Control Products & Solutions
Control Products & Solutions fiscal 2011 fourth quarter sales were $971.0 million, an increase of 24 percent from $781.0 million last year. Currency translation and acquisitions contributed 6 percentage points to the increase. Fiscal 2011 fourth quarter sales were up 15 percent sequentially from the third quarter of fiscal 2011. Segment operating earnings increased to $120.2 million in the fourth quarter of fiscal 2011, compared to $76.7 million in 2010. Segment operating margin was 12.4 percent in the fourth quarter of fiscal 2011, compared to 9.8 percent a year ago.
Other Information
Fiscal 2011 fourth quarter general corporate net expense was $22.2 million, compared to $27.4 million in 2010. For the full year general corporate net was $80.7 million compared to $93.6 million in 2010.
The effective tax rates for the fourth quarter and full year of fiscal 2011 were 21.2 percent and 19.7 percent, respectively. The Company expects the effective tax rate for fiscal 2012 to be approximately 24 percent.
During the fourth quarter of 2011, the Company repurchased 1.3 million shares of its common stock at a cost of $77.7 million. At September 30, 2011, $202 million remained available under the $1.0 billion share repurchase authorization.
This news release contains statements (including certain projections and business trends) that are “forward-looking statements” as defined in the Private Securities Litigation Reform Act of 1995.Words such as “believe,” “estimate,” “project,” “plan,” “expect,” “anticipate,” “will,” “intend” and other similar expressions may identify forward-looking statements.
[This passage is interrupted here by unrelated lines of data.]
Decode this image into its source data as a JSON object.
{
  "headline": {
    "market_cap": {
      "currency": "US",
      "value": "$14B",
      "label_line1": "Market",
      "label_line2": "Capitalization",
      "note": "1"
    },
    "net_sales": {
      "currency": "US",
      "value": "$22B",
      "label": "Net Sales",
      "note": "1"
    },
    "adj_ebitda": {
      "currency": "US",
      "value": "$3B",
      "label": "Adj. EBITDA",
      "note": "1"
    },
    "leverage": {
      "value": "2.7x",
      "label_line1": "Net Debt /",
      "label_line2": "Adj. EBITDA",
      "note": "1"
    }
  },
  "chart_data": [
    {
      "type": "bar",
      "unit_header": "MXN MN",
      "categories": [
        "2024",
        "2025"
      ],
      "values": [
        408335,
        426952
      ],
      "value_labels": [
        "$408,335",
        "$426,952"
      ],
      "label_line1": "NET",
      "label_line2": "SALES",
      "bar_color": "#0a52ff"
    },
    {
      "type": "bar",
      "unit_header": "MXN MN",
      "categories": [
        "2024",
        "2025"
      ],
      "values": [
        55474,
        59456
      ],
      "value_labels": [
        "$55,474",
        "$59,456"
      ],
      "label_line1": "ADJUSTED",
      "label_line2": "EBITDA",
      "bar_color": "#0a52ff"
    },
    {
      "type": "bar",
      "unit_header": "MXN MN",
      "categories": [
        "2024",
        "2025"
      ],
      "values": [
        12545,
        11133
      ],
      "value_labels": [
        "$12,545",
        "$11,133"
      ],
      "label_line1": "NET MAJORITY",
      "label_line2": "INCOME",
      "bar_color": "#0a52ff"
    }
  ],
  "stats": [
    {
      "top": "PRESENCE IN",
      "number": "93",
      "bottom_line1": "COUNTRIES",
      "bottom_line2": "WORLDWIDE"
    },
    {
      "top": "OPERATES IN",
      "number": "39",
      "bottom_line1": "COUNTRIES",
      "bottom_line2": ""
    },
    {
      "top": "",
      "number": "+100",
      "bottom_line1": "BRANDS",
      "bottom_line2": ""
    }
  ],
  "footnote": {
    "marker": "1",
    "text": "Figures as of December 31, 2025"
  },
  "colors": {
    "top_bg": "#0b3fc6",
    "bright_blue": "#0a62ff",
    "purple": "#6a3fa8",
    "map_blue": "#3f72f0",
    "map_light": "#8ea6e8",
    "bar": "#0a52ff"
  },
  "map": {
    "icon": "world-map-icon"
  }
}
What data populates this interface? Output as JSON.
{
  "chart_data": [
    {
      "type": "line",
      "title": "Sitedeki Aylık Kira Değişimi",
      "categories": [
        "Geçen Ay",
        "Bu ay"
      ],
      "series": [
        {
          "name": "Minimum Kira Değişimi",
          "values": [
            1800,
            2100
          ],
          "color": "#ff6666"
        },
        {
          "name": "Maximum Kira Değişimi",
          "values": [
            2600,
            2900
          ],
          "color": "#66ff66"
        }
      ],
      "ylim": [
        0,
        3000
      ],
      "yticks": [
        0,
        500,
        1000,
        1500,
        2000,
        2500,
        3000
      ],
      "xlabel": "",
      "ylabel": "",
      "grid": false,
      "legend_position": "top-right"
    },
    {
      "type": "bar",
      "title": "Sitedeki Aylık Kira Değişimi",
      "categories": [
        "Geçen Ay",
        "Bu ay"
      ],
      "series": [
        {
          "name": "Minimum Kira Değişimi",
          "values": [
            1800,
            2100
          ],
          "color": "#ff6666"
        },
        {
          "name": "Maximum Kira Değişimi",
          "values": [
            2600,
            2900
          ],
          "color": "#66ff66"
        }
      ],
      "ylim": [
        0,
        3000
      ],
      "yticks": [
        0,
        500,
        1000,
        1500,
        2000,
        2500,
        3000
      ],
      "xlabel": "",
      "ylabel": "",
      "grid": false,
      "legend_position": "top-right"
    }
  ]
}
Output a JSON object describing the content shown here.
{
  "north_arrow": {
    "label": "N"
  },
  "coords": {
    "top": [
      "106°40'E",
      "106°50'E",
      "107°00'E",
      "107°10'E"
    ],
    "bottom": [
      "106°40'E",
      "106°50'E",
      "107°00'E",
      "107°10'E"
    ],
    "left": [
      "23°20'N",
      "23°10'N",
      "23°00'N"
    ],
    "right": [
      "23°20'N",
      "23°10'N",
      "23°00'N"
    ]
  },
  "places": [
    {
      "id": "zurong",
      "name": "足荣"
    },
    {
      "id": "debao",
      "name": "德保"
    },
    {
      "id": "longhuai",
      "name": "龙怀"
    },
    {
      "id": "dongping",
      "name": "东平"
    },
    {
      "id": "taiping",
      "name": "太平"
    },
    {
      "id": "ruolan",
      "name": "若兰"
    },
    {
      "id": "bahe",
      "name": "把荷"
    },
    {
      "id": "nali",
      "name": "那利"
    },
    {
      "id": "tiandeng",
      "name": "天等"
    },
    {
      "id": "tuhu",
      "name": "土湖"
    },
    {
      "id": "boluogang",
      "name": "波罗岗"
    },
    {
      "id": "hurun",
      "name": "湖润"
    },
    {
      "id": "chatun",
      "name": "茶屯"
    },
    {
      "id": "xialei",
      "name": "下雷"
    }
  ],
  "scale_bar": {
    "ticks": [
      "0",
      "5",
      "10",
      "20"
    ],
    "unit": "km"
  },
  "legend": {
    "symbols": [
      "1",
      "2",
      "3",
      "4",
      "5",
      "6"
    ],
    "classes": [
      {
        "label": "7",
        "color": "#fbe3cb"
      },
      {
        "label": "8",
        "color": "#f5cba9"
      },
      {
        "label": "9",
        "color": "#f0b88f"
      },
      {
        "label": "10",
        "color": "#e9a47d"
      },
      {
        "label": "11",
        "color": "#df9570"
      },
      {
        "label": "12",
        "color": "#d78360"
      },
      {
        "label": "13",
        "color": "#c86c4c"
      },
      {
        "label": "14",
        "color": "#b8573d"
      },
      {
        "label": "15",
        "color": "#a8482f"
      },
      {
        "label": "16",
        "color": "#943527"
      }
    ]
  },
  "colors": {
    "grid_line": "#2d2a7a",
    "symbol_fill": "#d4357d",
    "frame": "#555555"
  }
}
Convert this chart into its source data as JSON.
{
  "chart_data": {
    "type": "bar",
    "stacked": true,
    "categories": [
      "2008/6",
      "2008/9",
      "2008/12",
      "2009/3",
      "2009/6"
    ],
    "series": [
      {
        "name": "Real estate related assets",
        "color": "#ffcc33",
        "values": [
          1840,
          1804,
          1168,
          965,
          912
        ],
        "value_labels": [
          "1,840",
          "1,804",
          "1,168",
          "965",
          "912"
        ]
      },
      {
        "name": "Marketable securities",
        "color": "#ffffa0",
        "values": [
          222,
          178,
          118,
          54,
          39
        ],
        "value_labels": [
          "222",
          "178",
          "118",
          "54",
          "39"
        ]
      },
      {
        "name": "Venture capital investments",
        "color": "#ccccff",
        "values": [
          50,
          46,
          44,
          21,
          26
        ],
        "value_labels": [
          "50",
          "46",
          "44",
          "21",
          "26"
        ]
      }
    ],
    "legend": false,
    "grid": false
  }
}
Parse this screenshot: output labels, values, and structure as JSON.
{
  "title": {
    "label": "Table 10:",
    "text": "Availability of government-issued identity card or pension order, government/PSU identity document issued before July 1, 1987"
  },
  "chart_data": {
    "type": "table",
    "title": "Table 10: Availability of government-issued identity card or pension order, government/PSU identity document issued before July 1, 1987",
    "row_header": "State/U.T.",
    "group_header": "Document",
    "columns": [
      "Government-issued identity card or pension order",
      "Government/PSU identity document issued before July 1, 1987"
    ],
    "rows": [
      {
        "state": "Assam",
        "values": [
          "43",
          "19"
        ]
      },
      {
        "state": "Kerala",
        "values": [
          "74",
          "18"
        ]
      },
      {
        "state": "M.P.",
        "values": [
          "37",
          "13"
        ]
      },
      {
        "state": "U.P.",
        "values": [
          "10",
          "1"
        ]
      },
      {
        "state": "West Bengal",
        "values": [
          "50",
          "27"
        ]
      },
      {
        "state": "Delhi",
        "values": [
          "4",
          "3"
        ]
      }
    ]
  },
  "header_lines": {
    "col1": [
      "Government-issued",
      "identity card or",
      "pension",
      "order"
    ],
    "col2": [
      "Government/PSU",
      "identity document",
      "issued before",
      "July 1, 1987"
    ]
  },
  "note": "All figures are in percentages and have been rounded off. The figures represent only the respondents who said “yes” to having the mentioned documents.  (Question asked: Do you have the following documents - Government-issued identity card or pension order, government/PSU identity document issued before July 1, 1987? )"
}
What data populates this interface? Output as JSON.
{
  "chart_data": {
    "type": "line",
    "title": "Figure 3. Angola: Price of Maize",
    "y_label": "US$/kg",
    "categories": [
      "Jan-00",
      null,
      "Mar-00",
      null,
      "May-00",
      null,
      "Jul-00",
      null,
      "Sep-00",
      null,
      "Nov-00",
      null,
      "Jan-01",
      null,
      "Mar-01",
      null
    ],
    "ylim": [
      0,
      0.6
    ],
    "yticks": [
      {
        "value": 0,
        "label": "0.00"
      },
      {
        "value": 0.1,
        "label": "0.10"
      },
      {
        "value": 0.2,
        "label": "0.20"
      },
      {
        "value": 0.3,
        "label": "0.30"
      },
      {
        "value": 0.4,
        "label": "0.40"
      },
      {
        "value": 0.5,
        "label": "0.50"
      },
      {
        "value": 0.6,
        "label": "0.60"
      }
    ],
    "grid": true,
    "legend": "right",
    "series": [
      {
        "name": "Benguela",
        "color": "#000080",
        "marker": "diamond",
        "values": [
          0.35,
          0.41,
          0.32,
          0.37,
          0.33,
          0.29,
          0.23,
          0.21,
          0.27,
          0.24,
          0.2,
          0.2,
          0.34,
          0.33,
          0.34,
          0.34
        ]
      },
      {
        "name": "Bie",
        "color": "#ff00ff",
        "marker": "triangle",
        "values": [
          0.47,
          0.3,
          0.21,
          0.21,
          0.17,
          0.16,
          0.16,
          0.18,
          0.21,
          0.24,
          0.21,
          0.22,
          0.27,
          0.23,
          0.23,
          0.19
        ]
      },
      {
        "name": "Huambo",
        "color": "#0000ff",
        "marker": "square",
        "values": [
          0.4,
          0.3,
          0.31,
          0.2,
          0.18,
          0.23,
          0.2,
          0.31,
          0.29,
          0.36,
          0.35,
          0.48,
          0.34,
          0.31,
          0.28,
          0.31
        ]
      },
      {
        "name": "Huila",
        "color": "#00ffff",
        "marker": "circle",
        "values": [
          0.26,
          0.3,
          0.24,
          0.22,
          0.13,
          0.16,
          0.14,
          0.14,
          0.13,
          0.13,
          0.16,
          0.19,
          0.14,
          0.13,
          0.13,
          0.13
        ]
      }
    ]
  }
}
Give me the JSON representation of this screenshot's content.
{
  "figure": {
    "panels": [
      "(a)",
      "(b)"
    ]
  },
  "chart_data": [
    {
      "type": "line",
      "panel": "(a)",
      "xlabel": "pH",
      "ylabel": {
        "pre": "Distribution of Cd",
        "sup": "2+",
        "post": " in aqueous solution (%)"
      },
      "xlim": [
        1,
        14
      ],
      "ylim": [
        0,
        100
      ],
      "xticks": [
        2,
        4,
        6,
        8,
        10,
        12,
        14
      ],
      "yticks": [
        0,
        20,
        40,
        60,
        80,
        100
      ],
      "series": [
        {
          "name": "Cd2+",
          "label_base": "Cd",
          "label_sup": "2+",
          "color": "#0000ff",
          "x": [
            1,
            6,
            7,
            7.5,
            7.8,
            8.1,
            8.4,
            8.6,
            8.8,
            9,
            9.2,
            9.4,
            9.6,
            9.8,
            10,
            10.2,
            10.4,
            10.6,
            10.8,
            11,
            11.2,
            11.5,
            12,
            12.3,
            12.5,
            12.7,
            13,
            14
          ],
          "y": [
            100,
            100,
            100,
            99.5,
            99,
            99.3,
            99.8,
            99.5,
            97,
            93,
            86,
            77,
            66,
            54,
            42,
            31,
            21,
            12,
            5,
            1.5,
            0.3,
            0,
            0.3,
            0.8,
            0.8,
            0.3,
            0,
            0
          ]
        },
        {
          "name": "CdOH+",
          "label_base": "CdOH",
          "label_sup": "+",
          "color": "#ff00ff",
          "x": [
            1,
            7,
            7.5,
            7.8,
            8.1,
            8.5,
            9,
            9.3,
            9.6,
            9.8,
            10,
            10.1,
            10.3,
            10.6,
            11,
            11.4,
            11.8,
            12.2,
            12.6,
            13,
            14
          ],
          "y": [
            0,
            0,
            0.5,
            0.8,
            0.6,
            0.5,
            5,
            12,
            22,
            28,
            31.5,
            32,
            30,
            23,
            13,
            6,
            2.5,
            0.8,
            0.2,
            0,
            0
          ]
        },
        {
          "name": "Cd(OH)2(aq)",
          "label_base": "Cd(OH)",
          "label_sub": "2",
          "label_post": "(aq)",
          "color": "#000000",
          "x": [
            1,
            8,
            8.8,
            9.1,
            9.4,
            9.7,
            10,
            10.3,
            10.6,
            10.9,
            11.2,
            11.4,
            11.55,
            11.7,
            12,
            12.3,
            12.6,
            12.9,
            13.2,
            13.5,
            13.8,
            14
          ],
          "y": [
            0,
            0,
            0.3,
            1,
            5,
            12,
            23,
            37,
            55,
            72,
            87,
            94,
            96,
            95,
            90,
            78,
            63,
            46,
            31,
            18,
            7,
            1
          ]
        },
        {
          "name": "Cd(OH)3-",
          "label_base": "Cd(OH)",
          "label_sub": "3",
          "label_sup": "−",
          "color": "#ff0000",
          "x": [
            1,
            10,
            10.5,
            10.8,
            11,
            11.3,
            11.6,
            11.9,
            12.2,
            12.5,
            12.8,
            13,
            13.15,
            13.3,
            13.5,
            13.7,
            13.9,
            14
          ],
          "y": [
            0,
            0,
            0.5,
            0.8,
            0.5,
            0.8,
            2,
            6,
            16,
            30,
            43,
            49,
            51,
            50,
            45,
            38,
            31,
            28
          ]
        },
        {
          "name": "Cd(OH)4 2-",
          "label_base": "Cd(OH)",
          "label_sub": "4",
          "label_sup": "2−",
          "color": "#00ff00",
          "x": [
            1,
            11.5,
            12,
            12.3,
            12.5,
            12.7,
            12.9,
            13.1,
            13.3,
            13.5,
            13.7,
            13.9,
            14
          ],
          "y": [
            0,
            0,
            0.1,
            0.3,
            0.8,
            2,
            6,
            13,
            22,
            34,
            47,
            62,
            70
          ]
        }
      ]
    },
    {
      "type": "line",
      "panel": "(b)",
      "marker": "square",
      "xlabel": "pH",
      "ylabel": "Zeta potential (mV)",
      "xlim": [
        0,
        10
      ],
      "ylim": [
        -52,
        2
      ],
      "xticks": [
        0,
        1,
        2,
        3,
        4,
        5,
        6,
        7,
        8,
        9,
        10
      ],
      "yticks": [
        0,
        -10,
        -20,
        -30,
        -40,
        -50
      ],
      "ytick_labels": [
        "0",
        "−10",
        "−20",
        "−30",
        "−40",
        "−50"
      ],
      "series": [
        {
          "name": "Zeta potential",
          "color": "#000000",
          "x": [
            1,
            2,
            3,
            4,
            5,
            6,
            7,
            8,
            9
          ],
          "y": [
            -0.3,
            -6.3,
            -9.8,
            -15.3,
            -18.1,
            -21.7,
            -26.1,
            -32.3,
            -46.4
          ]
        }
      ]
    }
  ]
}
Actual results may differ materially from those projected as a result of certain risks and uncertainties, many of which are beyond our control, including but not limited to:
- macroeconomic factors, including global and regional business conditions, the availability and cost of capital, the cyclical nature of our customers” capital spending, sovereign debt concerns and currency exchange rates;
- laws, regulations and governmental policies affecting our activities in the countries where we do business;
- the successful development of advanced technologies and demand for and market acceptance of new and existing products;
- the availability, effectiveness and security of our information technology systems;
- competitive product and pricing pressures;
- a disruption of our operations due to natural disasters, acts of war, strikes, terrorism, social unrest or other causes;
- intellectual property infringement claims by others and the ability to protect our intellectual property;
- our ability to successfully address claims by taxing authorities in the various jurisdictions where we do business;
- our ability to attract and retain qualified personnel;
- our ability to manage costs related to employee retirement and health care benefits;
- the uncertainties of litigation;
- a disruption of our distribution channels;
- the availability and price of components and materials;
- the successful execution of our cost productivity and globalization initiatives; and
- other risks and uncertainties, including but not limited to those detailed from time to time in our Securities and Exchange Commission filings.
These forward-looking statements reflect our beliefs as of the date of filing this release.We undertake no obligation to update or revise any forward-looking statement, whether as a result of new information, future events or otherwise
Rockwell Automation, Inc. (NYSE: ROK), the world”s largest company dedicated to industrial automation and information, makes its customers more productive and the world more sustainable. Headquartered in Milwaukee, Wis., Rockwell Automation employs over 21,000 people serving customers in more than 80 countries.